La Ministre de l’Economie a
soumis aux organisations patronales un schéma de réforme qui préfigure la fin
de la taxe professionnelle. Il instaure une cotisation progressive sur la
valeur ajoutée. Aucun secteur d'activité ne serait globalement perdant. Pour
les finances publiques, la réforme entraînerait un manque à gagner un peu
supérieur à 5 milliards d'euros.
Le gouvernement, qui envisageait
de boucler - fin juin - la réforme de la taxe professionnelle, a décidé de prendre
un peu de temps. Les derniers arbitrages seront rendus à la mi-juillet.
Bercy a entendu les
parlementaires de la commission des Finances de l'Assemblée nationale, qui
avaient proposé leur réforme qui reposait notamment sur une extension de la
cotisation minimale de taxe professionnelle (1,5% de la valeur ajoutée), à
laquelle échappent aujourd'hui les entreprises réalisant moins de 7,6 millions
d'euros de chiffre d'affaires.
La Ministre reprend cette idée,
mais en la modulant : afin d'éviter qu'un nombre important de PME se situant
entre 3 et 7,6 millions d'euros de chiffre d'affaires ne voient leur TP
augmenter sensiblement, elle suggère de les soumettre à la cotisation
minimale, mais avec un taux progressif.
Ainsi, les entreprises affichant
moins de 500.000 euros de chiffre d'affaires seraient exonérées. Le taux de la
cotisation monterait ensuite progressivement pour atteindre 0,5 % de la valeur
ajoutée, à 3 millions d'euros de chiffre d'affaires, grimpant ensuite jusqu'à
1,4 % pour 10 millions de chiffre d'affaires. Cette contribution ne
représenterait 1,5 % de la valeur ajoutée qu'à partir de 50 millions d'euros de
chiffre d'affaires.
Toutes les entreprises paieraient
donc ce nouvel impôt progressif, dont le taux dépendra du chiffre d'affaires, mais
qui serait basé sur la valeur ajoutée. Cette contribution serait une
contrepartie à la suppression totale de la taxe professionnelle sur les biens
d'équipement (machines). De cette opération, la plupart des entreprises
sortiraient gagnantes, assure le gouvernement.
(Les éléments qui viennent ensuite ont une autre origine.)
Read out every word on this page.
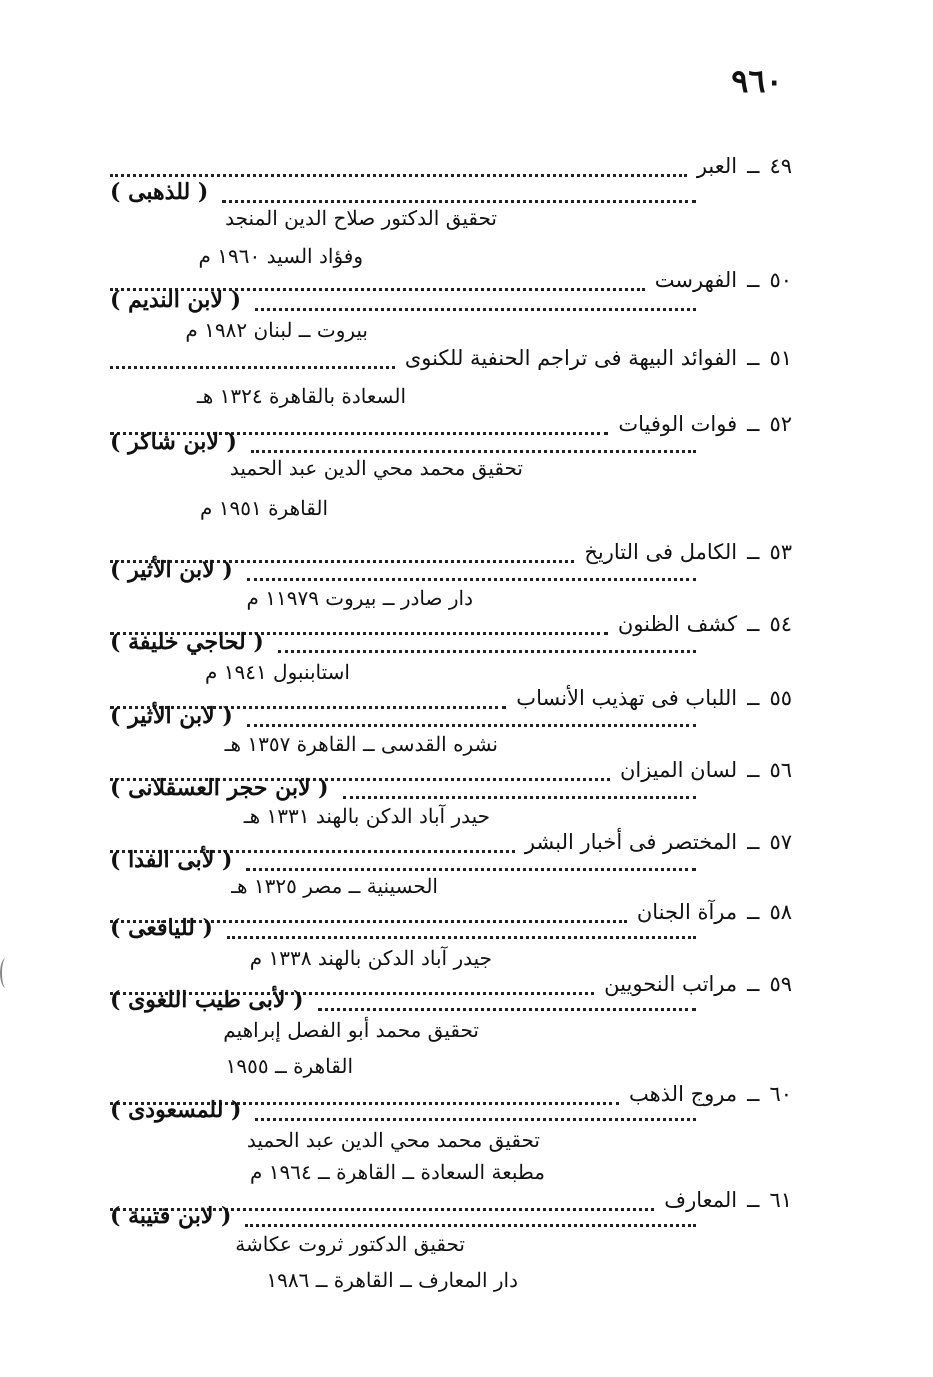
٩٦٠
٤٩
ــ
العبر
( للذهبى )
تحقيق الدكتور صلاح الدين المنجد
وفؤاد السيد ١٩٦٠ م
٥٠
ــ
الفهرست
( لابن النديم )
بيروت ــ لبنان ١٩٨٢ م
٥١
ــ
الفوائد البيهة فى تراجم الحنفية للكنوى
السعادة بالقاهرة ١٣٢٤ هـ
٥٢
ــ
فوات الوفيات
( لابن شاكر )
تحقيق محمد محي الدين عبد الحميد
القاهرة ١٩٥١ م
٥٣
ــ
الكامل فى التاريخ
( لابن الأثير )
دار صادر ــ بيروت ١١٩٧٩ م
٥٤
ــ
كشف الظنون
( لحاجي خليفة )
استابنبول ١٩٤١ م
٥٥
ــ
اللباب فى تهذيب الأنساب
( لابن الأثير )
نشره القدسى ــ القاهرة ١٣٥٧ هـ
٥٦
ــ
لسان الميزان
( لابن حجر العسقلانى )
حيدر آباد الدكن بالهند ١٣٣١ هـ
٥٧
ــ
المختصر فى أخبار البشر
( لأبى الفدا )
الحسينية ــ مصر ١٣٢٥ هـ
٥٨
ــ
مرآة الجنان
( لليافعى )
جيدر آباد الدكن بالهند ١٣٣٨ م
٥٩
ــ
مراتب النحويين
( لأبى طيب اللغوى )
تحقيق محمد أبو الفصل إبراهيم
القاهرة ــ ١٩٥٥
٦٠
ــ
مروج الذهب
( للمسعودى )
تحقيق محمد محي الدين عبد الحميد
مطبعة السعادة ــ القاهرة ــ ١٩٦٤ م
٦١
ــ
المعارف
( لابن قتيبة )
تحقيق الدكتور ثروت عكاشة
دار المعارف ــ القاهرة ــ ١٩٨٦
Aucun secteur ne devrait
globalement payer plus.
En outre, si l'ensemble des
entreprises continuaient de payer la taxe professionnelle sur le foncier
(bâtiments), ce prélèvement n'étant plus lié à la cotisation minimale, la base
foncière imposable serait réduite de 15 % pour les établissements industriels.
Au total, après prise en compte
d'une taxation accrue des très grandes entreprises à réseau (EDF, SNCF…) afin
de limiter leur gain, la réforme entraînerait un manque à gagner un peu
supérieur à 5 milliards d'euros pour les finances publiques.